When we met, he had surprisingly made a half-hearted attempt to clean up and look presentable to his old child friends during our meeting a week ago. His clothes were clean in fact and he did not reek of the cheap and watery alcohol, for which he had developed a passion, or more appropriately an obsession. He had an energy and spirit, which was quite easily seen to be shown through his own accord and personality and not the false fire given through alcohols’ rigorous consumption. This was the side of him which we had not seen for years and I had a sense of pride for my friend and his self-discipline. That night we reminisced of old times, our adventures in the wilderness as young children long before manhood, our school days at the local tutors house, which created more memories of practical jokes and long conversations’ of gossip and the beginnings of our infatuations with the fairer sex of the Rzevorian Principality. We naturally stacked our different “conquests” of the past. I had surprisingly grown up to have a way with women, something of being mysterious and silent one which incited the curiosity and wonder of women. With some remarks from Elsker about the “ways of courtship” I became more in tune to the workings of women and soon joined an informal club which we had. Elsker had started the club and was its most proficient and well versed member, if one is able to understand the connotations. Most people did.

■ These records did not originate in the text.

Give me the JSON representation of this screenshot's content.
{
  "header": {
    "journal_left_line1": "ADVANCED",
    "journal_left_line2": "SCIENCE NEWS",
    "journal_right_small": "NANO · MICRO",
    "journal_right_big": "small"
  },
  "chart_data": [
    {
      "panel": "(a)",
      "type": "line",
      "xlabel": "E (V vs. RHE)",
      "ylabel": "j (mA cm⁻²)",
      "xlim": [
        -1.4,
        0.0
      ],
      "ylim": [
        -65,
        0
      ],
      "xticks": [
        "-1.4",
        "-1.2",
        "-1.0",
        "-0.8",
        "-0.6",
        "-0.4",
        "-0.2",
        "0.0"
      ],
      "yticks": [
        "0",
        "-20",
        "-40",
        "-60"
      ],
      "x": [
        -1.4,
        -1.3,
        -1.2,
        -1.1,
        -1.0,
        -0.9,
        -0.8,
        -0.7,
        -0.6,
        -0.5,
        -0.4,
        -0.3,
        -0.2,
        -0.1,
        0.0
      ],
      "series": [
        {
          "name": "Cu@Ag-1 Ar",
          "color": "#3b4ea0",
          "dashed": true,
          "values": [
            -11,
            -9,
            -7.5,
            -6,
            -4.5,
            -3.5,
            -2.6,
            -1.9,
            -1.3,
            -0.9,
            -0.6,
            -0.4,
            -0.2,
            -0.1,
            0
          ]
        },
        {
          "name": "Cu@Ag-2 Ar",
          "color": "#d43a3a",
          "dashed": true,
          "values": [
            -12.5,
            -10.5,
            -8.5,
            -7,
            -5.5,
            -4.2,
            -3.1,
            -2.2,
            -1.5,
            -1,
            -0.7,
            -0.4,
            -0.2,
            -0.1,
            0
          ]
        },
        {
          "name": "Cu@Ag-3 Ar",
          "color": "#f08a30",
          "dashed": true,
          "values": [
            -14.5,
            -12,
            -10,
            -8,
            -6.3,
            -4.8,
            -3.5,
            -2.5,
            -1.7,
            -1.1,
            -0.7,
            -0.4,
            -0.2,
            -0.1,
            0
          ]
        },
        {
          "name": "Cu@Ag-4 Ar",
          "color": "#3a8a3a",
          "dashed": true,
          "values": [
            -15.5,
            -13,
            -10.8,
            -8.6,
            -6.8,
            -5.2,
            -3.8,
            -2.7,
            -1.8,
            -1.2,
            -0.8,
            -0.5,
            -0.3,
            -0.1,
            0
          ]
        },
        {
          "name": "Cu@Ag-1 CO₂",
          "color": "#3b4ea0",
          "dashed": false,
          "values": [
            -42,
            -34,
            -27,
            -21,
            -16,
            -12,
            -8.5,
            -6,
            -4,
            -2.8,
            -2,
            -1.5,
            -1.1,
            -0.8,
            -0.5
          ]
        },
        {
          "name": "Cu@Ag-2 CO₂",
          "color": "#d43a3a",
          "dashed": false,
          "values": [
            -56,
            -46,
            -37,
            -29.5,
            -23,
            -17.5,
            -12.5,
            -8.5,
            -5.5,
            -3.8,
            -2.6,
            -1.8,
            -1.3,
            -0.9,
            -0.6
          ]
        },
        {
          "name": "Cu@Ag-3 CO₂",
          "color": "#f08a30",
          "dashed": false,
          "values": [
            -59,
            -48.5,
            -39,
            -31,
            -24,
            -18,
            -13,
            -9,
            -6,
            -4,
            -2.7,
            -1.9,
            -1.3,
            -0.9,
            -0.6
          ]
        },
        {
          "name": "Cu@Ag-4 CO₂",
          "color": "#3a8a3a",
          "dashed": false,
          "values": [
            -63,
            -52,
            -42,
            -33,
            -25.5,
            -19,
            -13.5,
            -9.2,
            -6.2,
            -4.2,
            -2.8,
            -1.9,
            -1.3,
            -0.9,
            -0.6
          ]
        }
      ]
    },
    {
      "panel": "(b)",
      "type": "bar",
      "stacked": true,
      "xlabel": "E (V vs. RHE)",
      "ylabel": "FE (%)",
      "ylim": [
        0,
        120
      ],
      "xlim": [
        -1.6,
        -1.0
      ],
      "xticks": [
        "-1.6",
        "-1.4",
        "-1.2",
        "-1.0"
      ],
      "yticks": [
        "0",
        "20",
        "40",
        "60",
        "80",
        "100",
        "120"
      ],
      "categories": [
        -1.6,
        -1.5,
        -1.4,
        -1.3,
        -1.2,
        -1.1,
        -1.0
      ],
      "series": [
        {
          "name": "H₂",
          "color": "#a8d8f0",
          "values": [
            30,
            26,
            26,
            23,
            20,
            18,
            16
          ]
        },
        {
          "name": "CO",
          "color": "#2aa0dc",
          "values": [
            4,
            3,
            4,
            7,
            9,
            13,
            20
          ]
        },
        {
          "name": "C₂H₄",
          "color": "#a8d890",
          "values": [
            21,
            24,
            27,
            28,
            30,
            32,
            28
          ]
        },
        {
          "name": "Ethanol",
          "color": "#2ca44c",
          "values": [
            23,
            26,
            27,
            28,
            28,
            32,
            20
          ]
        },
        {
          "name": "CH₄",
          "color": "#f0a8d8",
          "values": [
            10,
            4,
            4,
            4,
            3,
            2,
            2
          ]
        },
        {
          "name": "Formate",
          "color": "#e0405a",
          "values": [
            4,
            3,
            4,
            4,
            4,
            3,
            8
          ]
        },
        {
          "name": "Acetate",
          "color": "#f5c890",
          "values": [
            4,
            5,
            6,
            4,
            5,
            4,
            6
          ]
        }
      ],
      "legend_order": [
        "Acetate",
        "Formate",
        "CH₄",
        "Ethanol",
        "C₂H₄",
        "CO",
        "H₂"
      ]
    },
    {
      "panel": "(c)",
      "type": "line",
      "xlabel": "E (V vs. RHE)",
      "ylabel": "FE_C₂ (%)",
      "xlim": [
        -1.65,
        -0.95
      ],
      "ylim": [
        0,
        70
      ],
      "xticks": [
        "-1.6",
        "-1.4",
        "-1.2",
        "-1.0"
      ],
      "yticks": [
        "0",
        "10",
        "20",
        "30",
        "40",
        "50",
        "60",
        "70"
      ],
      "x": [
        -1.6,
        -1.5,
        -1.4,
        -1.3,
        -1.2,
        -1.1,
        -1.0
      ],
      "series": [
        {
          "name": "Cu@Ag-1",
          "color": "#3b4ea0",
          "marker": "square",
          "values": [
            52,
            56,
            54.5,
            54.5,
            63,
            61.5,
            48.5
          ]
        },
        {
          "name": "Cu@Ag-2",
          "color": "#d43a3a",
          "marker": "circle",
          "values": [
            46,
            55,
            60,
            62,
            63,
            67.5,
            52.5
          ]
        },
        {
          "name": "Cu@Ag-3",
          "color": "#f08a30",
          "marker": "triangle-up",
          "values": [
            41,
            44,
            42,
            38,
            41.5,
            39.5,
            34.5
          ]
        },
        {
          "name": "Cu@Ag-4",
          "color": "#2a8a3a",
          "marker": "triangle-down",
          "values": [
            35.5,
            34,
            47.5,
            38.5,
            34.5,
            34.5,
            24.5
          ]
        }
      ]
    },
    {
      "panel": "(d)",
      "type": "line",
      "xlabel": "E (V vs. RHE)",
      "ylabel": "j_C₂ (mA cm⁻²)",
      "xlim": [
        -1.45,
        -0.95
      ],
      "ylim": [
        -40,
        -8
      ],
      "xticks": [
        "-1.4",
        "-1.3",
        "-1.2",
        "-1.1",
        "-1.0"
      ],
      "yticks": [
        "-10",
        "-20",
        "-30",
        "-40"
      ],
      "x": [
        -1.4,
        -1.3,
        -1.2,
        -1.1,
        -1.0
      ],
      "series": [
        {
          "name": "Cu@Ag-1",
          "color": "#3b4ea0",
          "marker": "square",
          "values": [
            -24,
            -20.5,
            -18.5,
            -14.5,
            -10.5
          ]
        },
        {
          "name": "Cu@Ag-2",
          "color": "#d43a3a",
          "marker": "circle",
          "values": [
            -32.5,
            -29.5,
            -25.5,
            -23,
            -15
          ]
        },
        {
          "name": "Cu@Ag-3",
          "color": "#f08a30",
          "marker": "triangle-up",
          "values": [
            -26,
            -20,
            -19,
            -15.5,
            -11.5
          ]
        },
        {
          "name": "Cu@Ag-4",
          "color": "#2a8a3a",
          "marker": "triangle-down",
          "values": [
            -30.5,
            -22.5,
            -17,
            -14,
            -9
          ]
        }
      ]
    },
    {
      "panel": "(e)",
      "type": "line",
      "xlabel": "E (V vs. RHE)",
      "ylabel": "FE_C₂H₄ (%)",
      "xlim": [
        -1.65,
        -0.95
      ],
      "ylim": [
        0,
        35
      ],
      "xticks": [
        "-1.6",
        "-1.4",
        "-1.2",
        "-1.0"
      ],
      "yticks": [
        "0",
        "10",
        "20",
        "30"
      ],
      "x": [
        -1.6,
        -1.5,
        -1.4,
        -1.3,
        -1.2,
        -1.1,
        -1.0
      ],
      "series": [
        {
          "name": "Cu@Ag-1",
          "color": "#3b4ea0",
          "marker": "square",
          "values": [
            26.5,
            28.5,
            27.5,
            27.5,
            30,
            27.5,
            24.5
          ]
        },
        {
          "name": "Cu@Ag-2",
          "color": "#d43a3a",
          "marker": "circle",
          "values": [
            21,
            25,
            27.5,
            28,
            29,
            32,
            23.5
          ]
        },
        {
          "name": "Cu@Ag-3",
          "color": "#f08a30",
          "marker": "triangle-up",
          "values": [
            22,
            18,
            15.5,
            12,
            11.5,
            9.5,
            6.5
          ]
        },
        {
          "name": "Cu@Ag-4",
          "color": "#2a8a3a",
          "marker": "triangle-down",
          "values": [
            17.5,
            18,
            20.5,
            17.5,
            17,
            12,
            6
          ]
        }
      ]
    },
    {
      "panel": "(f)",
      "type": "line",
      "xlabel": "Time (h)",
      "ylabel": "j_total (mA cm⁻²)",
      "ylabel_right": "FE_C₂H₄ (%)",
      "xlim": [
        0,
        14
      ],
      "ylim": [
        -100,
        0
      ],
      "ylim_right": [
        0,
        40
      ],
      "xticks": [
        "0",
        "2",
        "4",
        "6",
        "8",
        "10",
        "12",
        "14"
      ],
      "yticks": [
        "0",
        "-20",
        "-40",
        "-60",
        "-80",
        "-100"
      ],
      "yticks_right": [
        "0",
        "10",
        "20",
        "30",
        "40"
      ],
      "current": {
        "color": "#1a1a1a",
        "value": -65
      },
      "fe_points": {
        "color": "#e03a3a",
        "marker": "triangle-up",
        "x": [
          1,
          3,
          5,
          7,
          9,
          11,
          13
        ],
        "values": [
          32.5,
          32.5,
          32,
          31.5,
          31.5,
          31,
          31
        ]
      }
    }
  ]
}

This…”proficiency” of Elsker’s did little to help his social standing within Rzevor and our town of Zith. He became an embarrassment to his family an ancient noble clan known as the Urils. His father had threatened disownment several times and for our society this was the highest order of insult and shame. Elsker’s alcohol drowned all of this away however. It quickly became an answer for every problem he faced. His inheritance of several thousand rithins began to quickly slip away into the bags and purses of the local brothel, inn, and bar owners. This would cause us to inadvertently run up tabs with the local breweries, as we so very often began to cover for his mistakes and debts. Yet every conversation with him during his sober hours about the need for a break of his dependency was useless. He simply was something of a lost cause almost and every day he was more haggard, thin, and tired. He was slowly dying that was clear and we could do nothing.
This dark path of his were what made me surprised at his clean and ordered appearance at the inn a week ago.